聖夜の大冒険
僕はシロウ、今からサンタさんになる子供です。お遊戯会とかじゃないよ!本物のサンタさんさ!僕がサンタさんになった理由?それはね……クリスマスの1週間前だったんだ。お父さんがソリのお掃除をしていた時に腰を痛めたんだ。
「イタタタ……」
「大丈夫?」
「大丈夫さ……今年もクリスマスが来るんだからな……」
クリスマスの夜以外は普通のお父さん。だけどクリスマスの夜はサンタクロースのお爺さんになって世界中の子供達にプレゼントを配っていた。それを知ったのは去年の事だった。この事は僕とお母さんだけの秘密だ。
「あなた今年は無理よ。やめましょう……」
「いいや、自分はまだ若いサンタクロースだから……自分が欠席したら他のサンタクロースに迷惑をかけてしまう。」
「……じゃあ僕が行くよ!」
「「えっ?」」
僕は何も考えずに口が動いていた。去年ソリに少し乗せて貰って、今年はトナカイさん達と少しずつだけど仲良くもなった。
「まだ無理よ!やめなさい!」
「そうだぞ!それにおもちゃは重いし、おもちゃを間違えたら大変な事になるんだぞ!」
「大丈夫だよ!だってお父さんの子だもん!出来るよ!」
「あなた……」
両親は顔を見合わせていた。そして……
「分かった。じゃああと1週間でおもちゃを誰に届けるか覚えるんだぞ!遊びじゃないんだからな!」
「うん!」
僕は目をキラキラさせた。初めての1人での冒険に!そこからはひたすら名前と顔を覚えていった。中にはたぬきやキツネ、ウサギに鳥と言った動物のプレゼントもあった。でも、これは流石に驚きを通り越して怖くなった。
「お父さん……この子にもプレゼント贈るの?」
「あぁそうだよ!その子は去年と今年の半分はいい子で暮らしてたけど……半年前に入院してついこの前亡くなったんだ。でも、いい子にしてたのは事実だからプレゼントを持って天国に行ってもらうんだよ。」
「でも、この場所僕知らないよ?」
地図の場所は僕の知らない場所……
『おもちゃの館115号室』
となっていました。
「大丈夫だ。トナカイ達が知っているからね。」
「……分かった!」
僕はお父さんの代わりにお仕事するんだ。幽霊だってお化けだって動物だって怖くない!みんなが笑顔になるために頑張るんだ!
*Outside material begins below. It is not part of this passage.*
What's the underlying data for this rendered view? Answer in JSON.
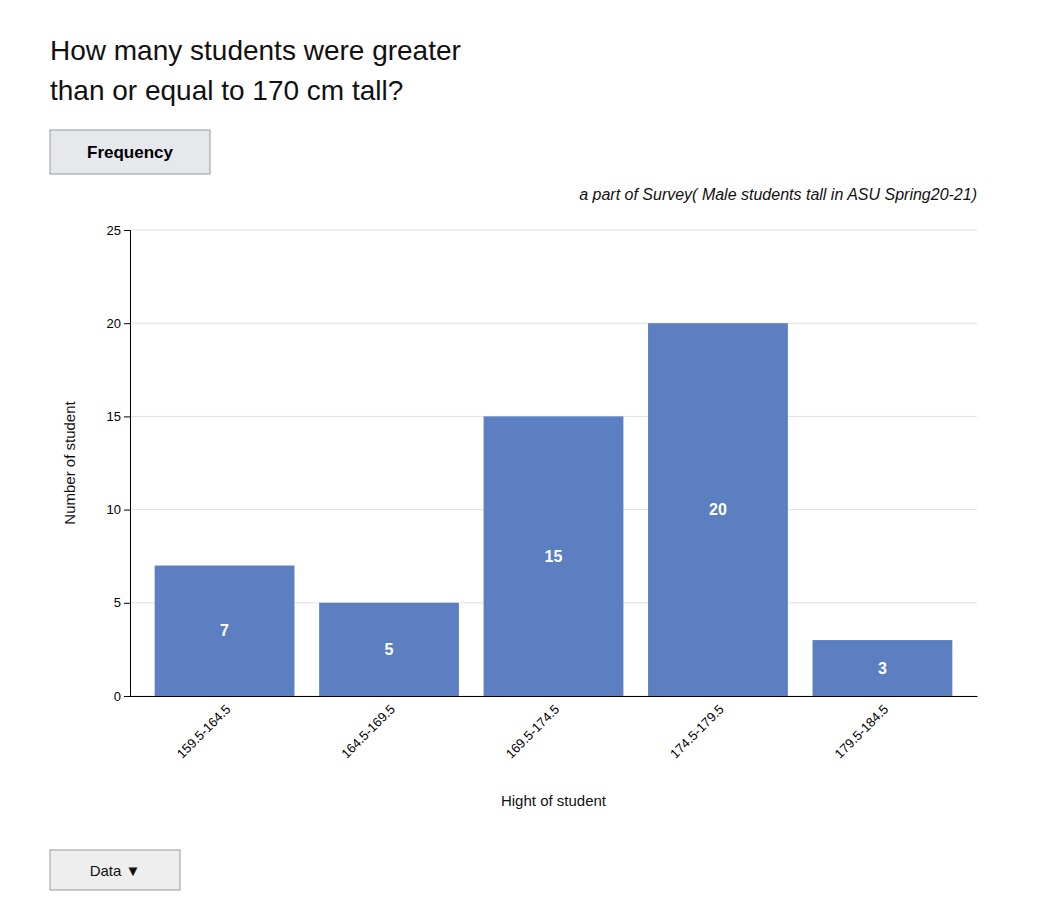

そうして12月24日の夜になりました。僕は赤い服と帽子、白いお髭はないからつけ髭をしてもらいました。
「いいかい、シロウ。おもちゃに番号を書いたシールを貼ったからその通りに配るんだ。シロウも覚えているだろうが念のためだ。場所は100ヶ所だ。1番から順に届けて朝までに帰ってくるんだぞ!」
「分かったよお父さん!僕頑張るよ!」
「それとな……途中でお菓子とかくれると言われても食べちゃダメだぞ!」
「……?分かったよ。」
もうこの時間だから誰もいないはず、なんでそんなこと言うのかわからなかった。でも、安心してもらうために返事をします。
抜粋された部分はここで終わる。